# 🎶 Objectif 1 : Visualisation des Collaborations Musicales

#### Rappel

Visualisation interactive du réseau des collaborations entre artistes basée sur leurs morceaux communs. L'objectif est d'explorer les connexions artistiques en mettant en évidence l'importance des artistes à travers leur nombre de streams et leurs collaborations.

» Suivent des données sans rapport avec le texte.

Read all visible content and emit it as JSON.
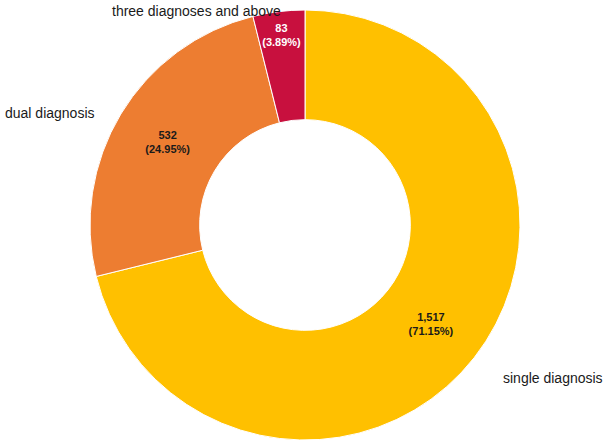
{
  "chart_data": {
    "type": "pie",
    "categories": [
      "single diagnosis",
      "dual diagnosis",
      "three diagnoses and above"
    ],
    "values": [
      1517,
      532,
      83
    ],
    "value_labels": [
      "1,517",
      "532",
      "83"
    ],
    "percentages": [
      71.15,
      24.95,
      3.89
    ],
    "percentage_labels": [
      "(71.15%)",
      "(24.95%)",
      "(3.89%)"
    ],
    "colors": [
      "#ffc000",
      "#ed7d31",
      "#c8103e"
    ],
    "data_labels": true,
    "legend": false
  }
}
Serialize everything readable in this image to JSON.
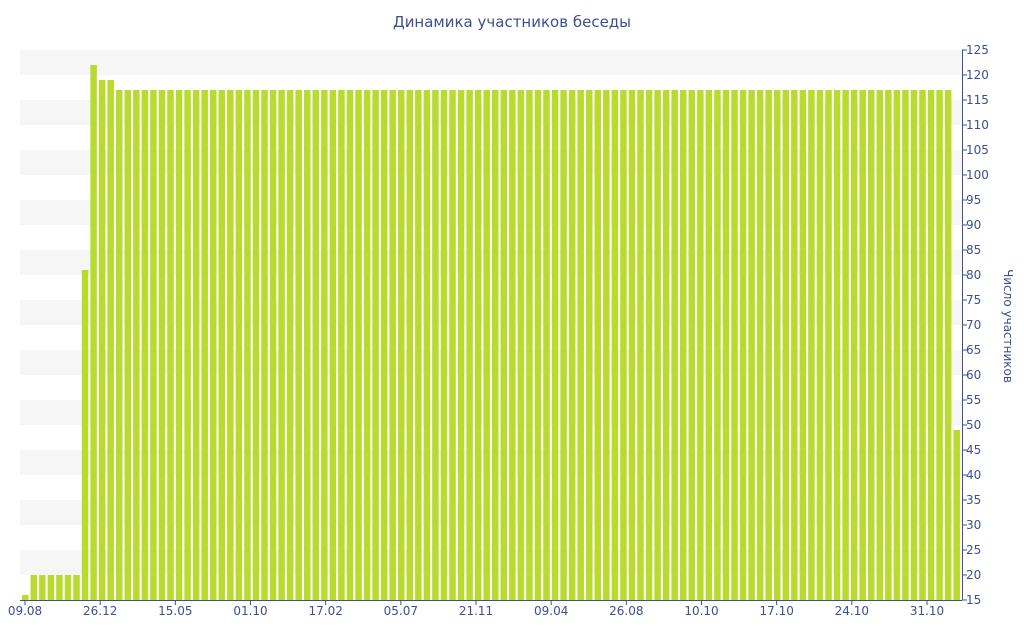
{
  "chart_data": {
    "type": "bar",
    "title": "Динамика участников беседы",
    "ylabel": "Число участников",
    "xlabel": "",
    "ylim": [
      15,
      125
    ],
    "y_ticks": [
      15,
      20,
      25,
      30,
      35,
      40,
      45,
      50,
      55,
      60,
      65,
      70,
      75,
      80,
      85,
      90,
      95,
      100,
      105,
      110,
      115,
      120,
      125
    ],
    "x_tick_labels": [
      "09.08",
      "26.12",
      "15.05",
      "01.10",
      "17.02",
      "05.07",
      "21.11",
      "09.04",
      "26.08",
      "10.10",
      "17.10",
      "24.10",
      "31.10"
    ],
    "grid": "alternating horizontal bands",
    "bar_color": "#bada2f",
    "values": [
      16,
      20,
      20,
      20,
      20,
      20,
      20,
      81,
      122,
      119,
      119,
      117,
      117,
      117,
      117,
      117,
      117,
      117,
      117,
      117,
      117,
      117,
      117,
      117,
      117,
      117,
      117,
      117,
      117,
      117,
      117,
      117,
      117,
      117,
      117,
      117,
      117,
      117,
      117,
      117,
      117,
      117,
      117,
      117,
      117,
      117,
      117,
      117,
      117,
      117,
      117,
      117,
      117,
      117,
      117,
      117,
      117,
      117,
      117,
      117,
      117,
      117,
      117,
      117,
      117,
      117,
      117,
      117,
      117,
      117,
      117,
      117,
      117,
      117,
      117,
      117,
      117,
      117,
      117,
      117,
      117,
      117,
      117,
      117,
      117,
      117,
      117,
      117,
      117,
      117,
      117,
      117,
      117,
      117,
      117,
      117,
      117,
      117,
      117,
      117,
      117,
      117,
      117,
      117,
      117,
      117,
      117,
      117,
      117,
      49
    ]
  }
}
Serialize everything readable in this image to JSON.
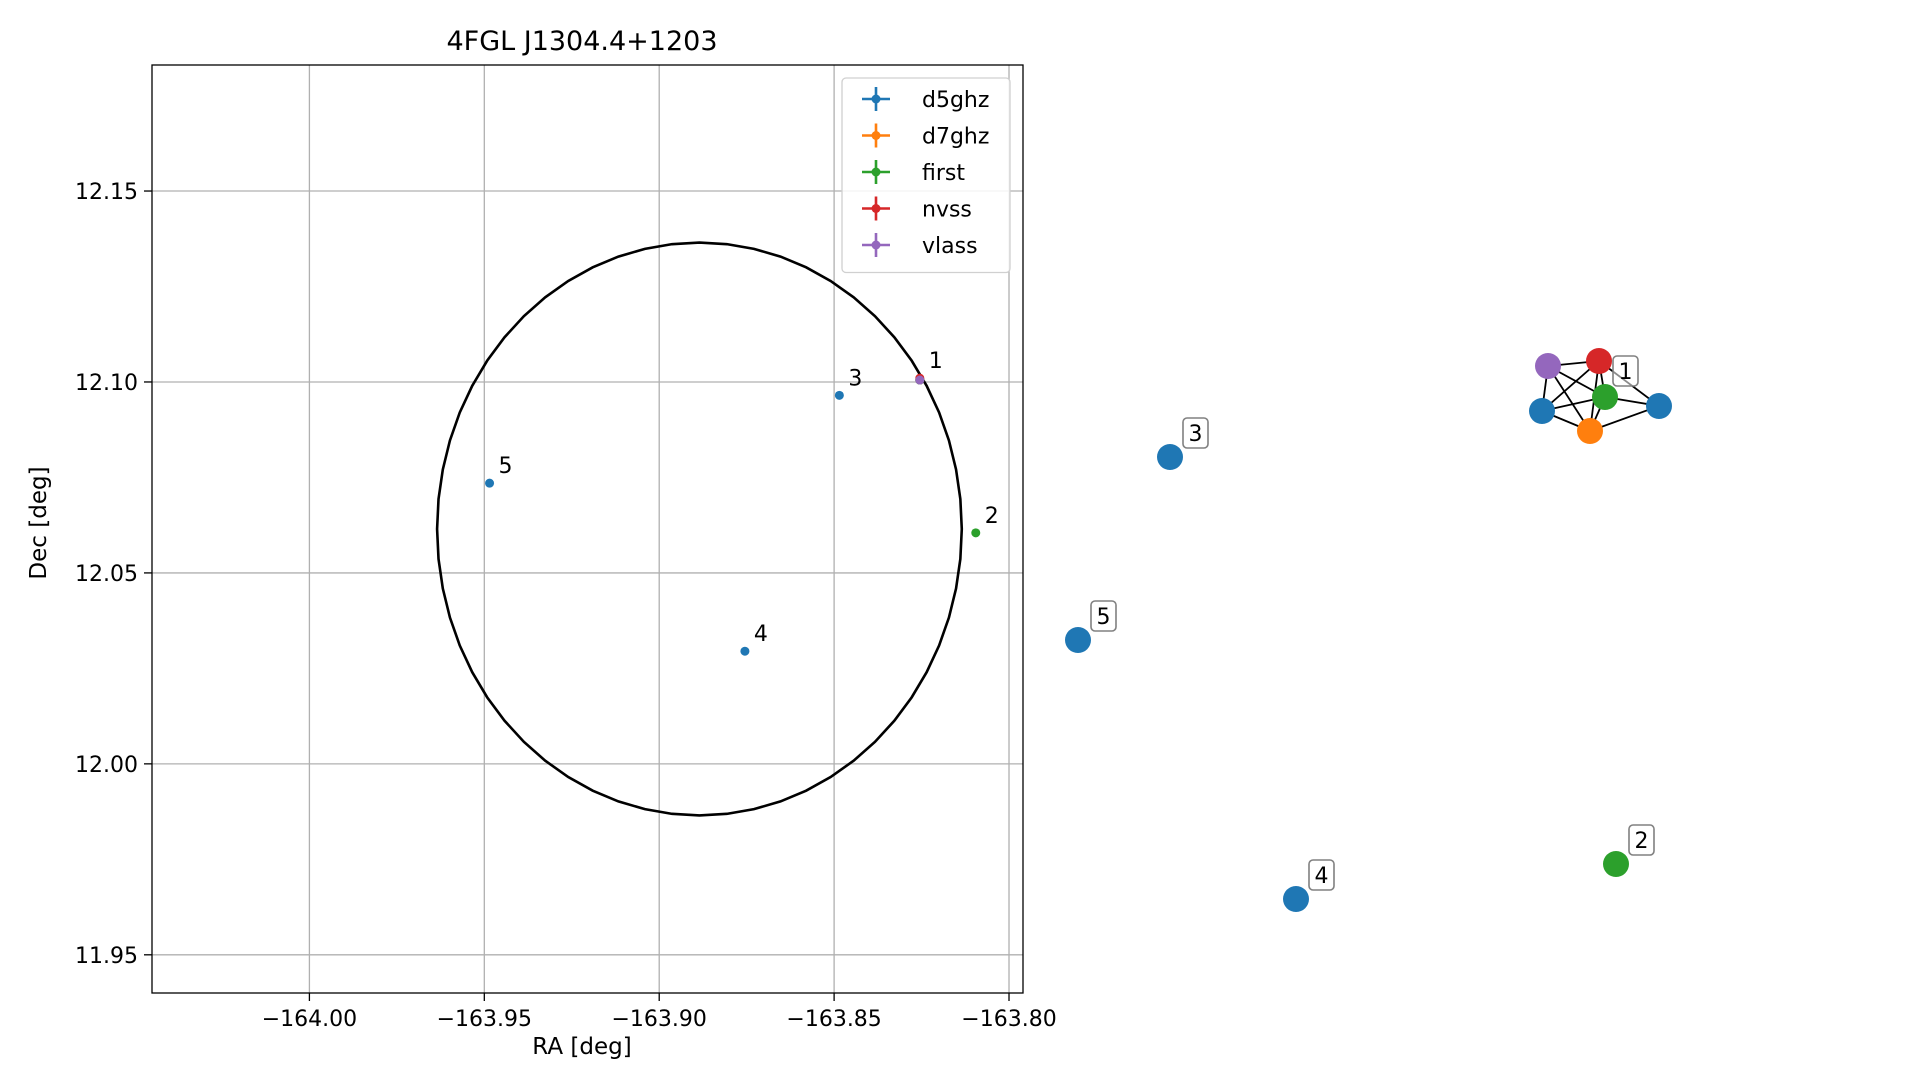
{
  "chart_data": [
    {
      "type": "scatter",
      "title": "4FGL J1304.4+1203",
      "xlabel": "RA [deg]",
      "ylabel": "Dec [deg]",
      "xlim": [
        -164.045,
        -163.796
      ],
      "ylim": [
        11.94,
        12.183
      ],
      "grid": true,
      "legend_placement": "top-right",
      "x_ticks": [
        -164.0,
        -163.95,
        -163.9,
        -163.85,
        -163.8
      ],
      "x_tick_labels": [
        "−164.00",
        "−163.95",
        "−163.90",
        "−163.85",
        "−163.80"
      ],
      "y_ticks": [
        11.95,
        12.0,
        12.05,
        12.1,
        12.15
      ],
      "y_tick_labels": [
        "11.95",
        "12.00",
        "12.05",
        "12.10",
        "12.15"
      ],
      "circle": {
        "center_ra": -163.8885,
        "center_dec": 12.0615,
        "radius_deg": 0.075
      },
      "series": [
        {
          "name": "d5ghz",
          "color": "#1f77b4",
          "points": [
            [
              -163.8255,
              12.1005
            ],
            [
              -163.8485,
              12.0965
            ],
            [
              -163.8755,
              12.0295
            ],
            [
              -163.9485,
              12.0735
            ]
          ]
        },
        {
          "name": "d7ghz",
          "color": "#ff7f0e",
          "points": [
            [
              -163.8255,
              12.1005
            ]
          ]
        },
        {
          "name": "first",
          "color": "#2ca02c",
          "points": [
            [
              -163.8255,
              12.1005
            ],
            [
              -163.8095,
              12.0605
            ]
          ]
        },
        {
          "name": "nvss",
          "color": "#d62728",
          "points": [
            [
              -163.8255,
              12.101
            ]
          ]
        },
        {
          "name": "vlass",
          "color": "#9467bd",
          "points": [
            [
              -163.8255,
              12.1005
            ]
          ]
        }
      ],
      "annotations": [
        {
          "text": "1",
          "x": -163.8255,
          "y": 12.101
        },
        {
          "text": "2",
          "x": -163.8095,
          "y": 12.0605
        },
        {
          "text": "3",
          "x": -163.8485,
          "y": 12.0965
        },
        {
          "text": "4",
          "x": -163.8755,
          "y": 12.0295
        },
        {
          "text": "5",
          "x": -163.9485,
          "y": 12.0735
        }
      ]
    },
    {
      "type": "network",
      "nodes": [
        {
          "id": "c1-purple",
          "color": "#9467bd",
          "label": ""
        },
        {
          "id": "c1-red",
          "color": "#d62728",
          "label": ""
        },
        {
          "id": "c1-green",
          "color": "#2ca02c",
          "label": "1"
        },
        {
          "id": "c1-blue-left",
          "color": "#1f77b4",
          "label": ""
        },
        {
          "id": "c1-orange",
          "color": "#ff7f0e",
          "label": ""
        },
        {
          "id": "c1-blue-right",
          "color": "#1f77b4",
          "label": ""
        },
        {
          "id": "n3",
          "color": "#1f77b4",
          "label": "3"
        },
        {
          "id": "n5",
          "color": "#1f77b4",
          "label": "5"
        },
        {
          "id": "n4",
          "color": "#1f77b4",
          "label": "4"
        },
        {
          "id": "n2",
          "color": "#2ca02c",
          "label": "2"
        }
      ],
      "edges": [
        [
          "c1-purple",
          "c1-red"
        ],
        [
          "c1-purple",
          "c1-green"
        ],
        [
          "c1-purple",
          "c1-blue-left"
        ],
        [
          "c1-purple",
          "c1-orange"
        ],
        [
          "c1-red",
          "c1-green"
        ],
        [
          "c1-red",
          "c1-blue-left"
        ],
        [
          "c1-red",
          "c1-orange"
        ],
        [
          "c1-red",
          "c1-blue-right"
        ],
        [
          "c1-green",
          "c1-blue-left"
        ],
        [
          "c1-green",
          "c1-orange"
        ],
        [
          "c1-green",
          "c1-blue-right"
        ],
        [
          "c1-blue-left",
          "c1-orange"
        ],
        [
          "c1-orange",
          "c1-blue-right"
        ]
      ]
    }
  ]
}
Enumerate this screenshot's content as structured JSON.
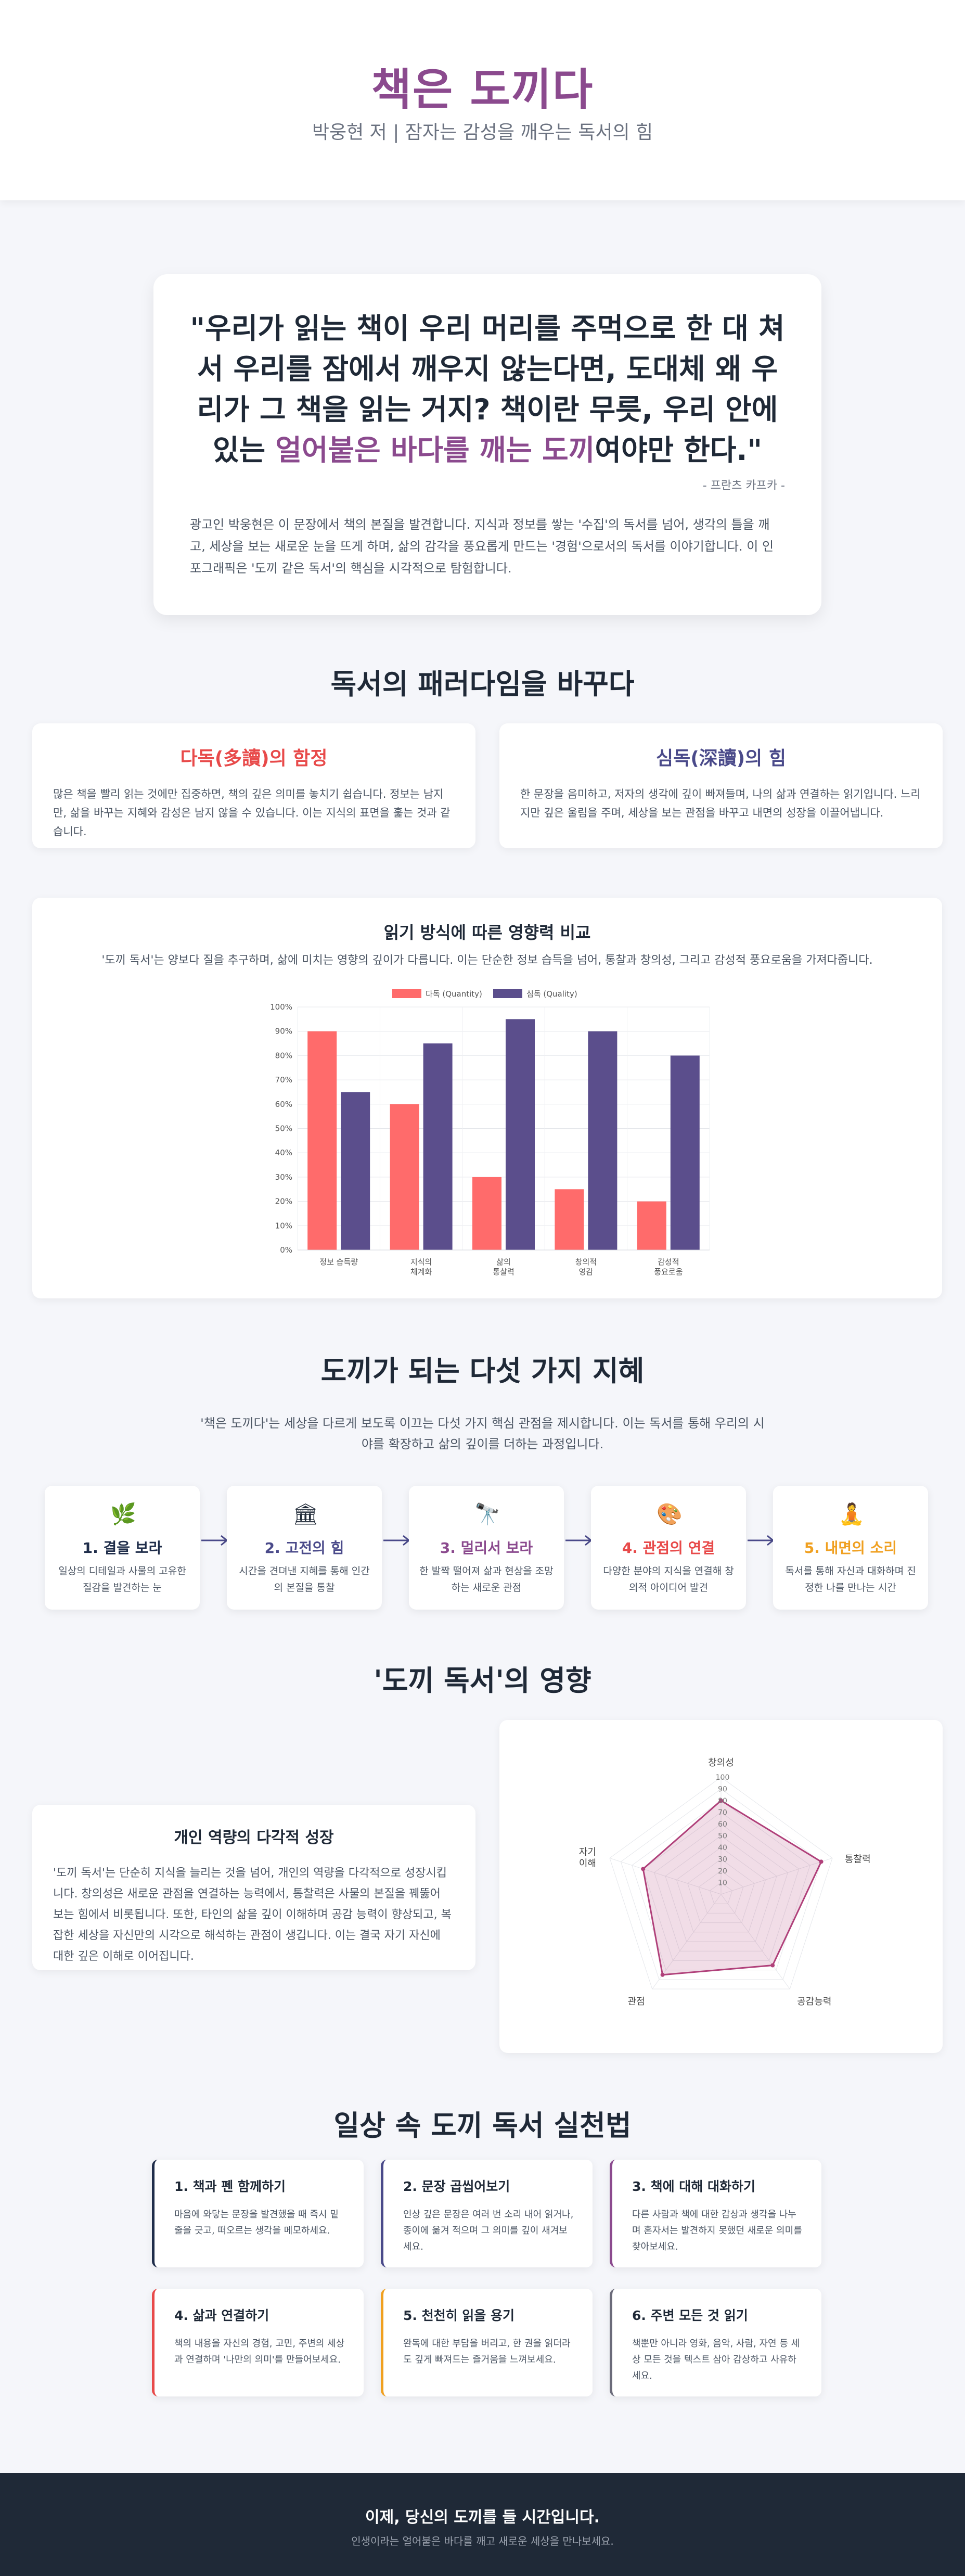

### Installation des packages nécessaires

In [1]:
%pip install pandas networkx plotly dash

Note: you may need to restart the kernel to use updated packages.


Imports et configuration

In [2]:
import pandas as pd
import networkx as nx
import plotly.graph_objects as go
from dash import Dash, dcc, html, Input, Output
import re
import numpy as np
from itertools import combinations

## Chargement et préparation des données
Cette section contient les fonctions pour charger et préparer les données des collaborations musicales.

In [11]:
def load_and_prepare_data(file_path='dataset/dataset_filtered.csv'):
    df = pd.read_csv(file_path)
    df['streams'] = pd.to_numeric(df['streams'], errors='coerce')
    df = df.dropna(subset=['streams'])
    
    def extract_artists(artist_string):
        artist_string = re.sub(r'\s*(feat\.|ft\.|&|,|and)\s*', ',', str(artist_string), flags=re.IGNORECASE)
        return [a.strip() for a in artist_string.split(',')]
    
    df['artists_list'] = df['artistname'].apply(extract_artists)
    return df

def build_graph(df, top_n_artists=500):
    artist_streams_total = df.explode('artists_list').groupby('artists_list')['streams'].sum()
    stream_threshold = artist_streams_total.quantile(0.5)
    top_artists = artist_streams_total[artist_streams_total >= stream_threshold].index
    
    df_filtered = df[df['artists_list'].apply(lambda artists: sum(artist in top_artists for artist in artists) >= 1)]
    
    edges = []
    for idx, row in df_filtered.iterrows():
        artists = row['artists_list']
        streams = row['streams']
        track = row['track']
        if len(artists) >= 1:
            for pair in combinations(artists, 2):
                if pair[0] in top_artists and pair[1] in top_artists:
                    edges.append({
                        'artist1': pair[0],
                        'artist2': pair[1],
                        'streams': streams,
                        'track_name': track,
                        'weight': streams
                    })
    
    edges_df = pd.DataFrame(edges)
    edges_df['streams'] = pd.to_numeric(edges_df['streams'], errors='coerce')
    edges_df = edges_df.dropna(subset=['streams'])
    
    G = nx.Graph()
    for idx, row in edges_df.iterrows():
        artist1, artist2 = row['artist1'], row['artist2']
        if G.has_edge(artist1, artist2):
            G[artist1][artist2]['streams'] += row['streams']
            G[artist1][artist2]['weight'] += row['weight']
            G[artist1][artist2]['tracks'].append(row['track_name'])
        else:
            G.add_edge(artist1, artist2, 
                      streams=row['streams'],
                      weight=row['weight'],
                      tracks=[row['track_name']])
    
    return G, artist_streams_total

## Construction du graphe de collaborations
Cette section construit le graphe des collaborations entre artistes.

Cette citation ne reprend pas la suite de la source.